Other Substrates

Adducin (Ser 726) is a unique protein that plays a critical role in cytoskeletal organization and cell signaling. It interacts specifically with actin filaments, promoting their stabilization and bundling. This protein is involved in various cellular pathways, influencing cell shape and motility. Its phosphorylation at Ser 726 modulates its binding affinity, impacting downstream signaling cascades and cellular responses, highlighting its importance in maintaining cellular architecture and function.

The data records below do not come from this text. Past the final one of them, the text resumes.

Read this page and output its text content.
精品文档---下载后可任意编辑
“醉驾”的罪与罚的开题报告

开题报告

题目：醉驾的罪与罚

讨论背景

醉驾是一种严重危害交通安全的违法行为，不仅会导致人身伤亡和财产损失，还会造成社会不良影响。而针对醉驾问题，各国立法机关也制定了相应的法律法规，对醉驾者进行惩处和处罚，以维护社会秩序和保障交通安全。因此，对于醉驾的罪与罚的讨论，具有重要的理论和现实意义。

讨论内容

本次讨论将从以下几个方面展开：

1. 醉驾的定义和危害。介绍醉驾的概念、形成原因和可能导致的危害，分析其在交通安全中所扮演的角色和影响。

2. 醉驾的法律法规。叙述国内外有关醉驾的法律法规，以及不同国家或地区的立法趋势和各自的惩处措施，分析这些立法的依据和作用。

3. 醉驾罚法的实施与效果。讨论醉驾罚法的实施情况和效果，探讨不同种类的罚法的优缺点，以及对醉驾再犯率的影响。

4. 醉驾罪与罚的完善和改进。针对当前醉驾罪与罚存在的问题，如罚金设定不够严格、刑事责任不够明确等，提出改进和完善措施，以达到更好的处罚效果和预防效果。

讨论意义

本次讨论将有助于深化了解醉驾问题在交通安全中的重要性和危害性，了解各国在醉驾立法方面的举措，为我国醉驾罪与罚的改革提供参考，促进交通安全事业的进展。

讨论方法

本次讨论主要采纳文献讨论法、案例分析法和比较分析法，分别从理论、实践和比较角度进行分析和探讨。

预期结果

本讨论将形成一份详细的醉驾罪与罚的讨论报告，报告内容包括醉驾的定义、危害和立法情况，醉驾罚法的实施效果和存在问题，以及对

Adducin (Thr 445) is a pivotal protein that influences the assembly and stability of the cytoskeleton. It engages in specific interactions with spectrin and actin, facilitating the formation of membrane cytoskeletal complexes. The phosphorylation at Thr 445 alters its conformation, enhancing its affinity for binding partners and modulating cellular signaling pathways. This dynamic regulation underscores its role in maintaining cellular integrity and facilitating cellular responses to environmental cues.

Bad (Ser 112) is a critical signaling molecule that plays a role in cellular apoptosis and survival pathways. Its unique structure allows for specific interactions with various protein partners, influencing downstream signaling cascades. The phosphorylation at Ser 112 modulates its conformation, enhancing its binding affinity and altering its functional dynamics. This regulatory mechanism is essential for maintaining cellular homeostasis and responding to stress signals, highlighting its importance in cellular fate decisions.

Bad (Ser 136) exhibits distinct molecular interactions that influence its role in cellular signaling. The phosphorylation at Ser 136 alters its conformation, enhancing its affinity for pro-apoptotic partners while modulating interactions with survival factors. This dynamic behavior affects the kinetics of apoptotic pathways, allowing for precise regulation of cell fate. Its unique structural features facilitate critical cross-talk between various signaling networks, underscoring its significance in cellular responses.

Bad (Ser 136) serves as a pivotal regulator in cellular processes through its unique ability to undergo conformational changes upon phosphorylation. This modification not only enhances its binding affinity for specific proteins but also influences the stability of protein complexes involved in apoptosis. The distinct electrostatic properties of Bad (Ser 136) facilitate selective interactions with other signaling molecules, thereby modulating the kinetics of apoptotic signaling pathways and contributing to the intricate balance of cell survival and death.

c-Jun (Ser 73) plays a crucial role in transcriptional regulation, particularly in response to stress signals. Phosphorylation at this site enhances its dimerization with other AP-1 family members, promoting the formation of transcriptionally active complexes. This modification alters the protein's conformation, impacting its DNA-binding affinity and specificity. Additionally, c-Jun (Ser 73) is involved in modulating cellular responses to growth factors, influencing gene expression patterns that drive cell proliferation and differentiation.

c-Myc (Thr 58/Ser 62) is a pivotal regulator of cellular growth and metabolism, with phosphorylation at these sites enhancing its transcriptional activity. This modification facilitates c-Myc's interaction with various cofactors, altering its stability and promoting its binding to target gene promoters. The phosphorylation status influences c-Myc's nuclear localization and its ability to recruit chromatin remodeling complexes, thereby modulating gene expression dynamics essential for cell cycle progression and metabolic reprogramming.

C/EBP β (Ser 105) plays a crucial role in cellular differentiation and immune response regulation. Phosphorylation at Ser 105 enhances its transcriptional activity by promoting interactions with specific coactivators and altering its conformation. This modification influences its binding affinity to DNA, impacting gene expression related to inflammation and metabolism. Additionally, the phosphorylation state affects its stability and subcellular localization, thereby modulating its functional dynamics in various signaling pathways.

C/EBP β (Thr 217) is a pivotal regulator in metabolic processes, particularly influencing lipid metabolism and glucose homeostasis. Phosphorylation at Thr 217 alters its structural conformation, enhancing its interaction with transcriptional machinery. This modification can modulate its affinity for specific DNA sequences, thereby fine-tuning gene expression. Additionally, the phosphorylation state at this site impacts protein stability and localization, influencing its role in various cellular signaling cascades.

Caldesmon (Ser 789) is a key player in muscle contraction regulation, particularly through its interactions with actin and myosin. Phosphorylation at Ser 789 enhances its binding affinity to actin, modulating filament stability and dynamics. This modification influences the actin-myosin cross-bridge cycle, thereby affecting contraction kinetics. Additionally, Caldesmon's structural flexibility allows it to participate in diverse signaling pathways, integrating mechanical and biochemical cues within the cell.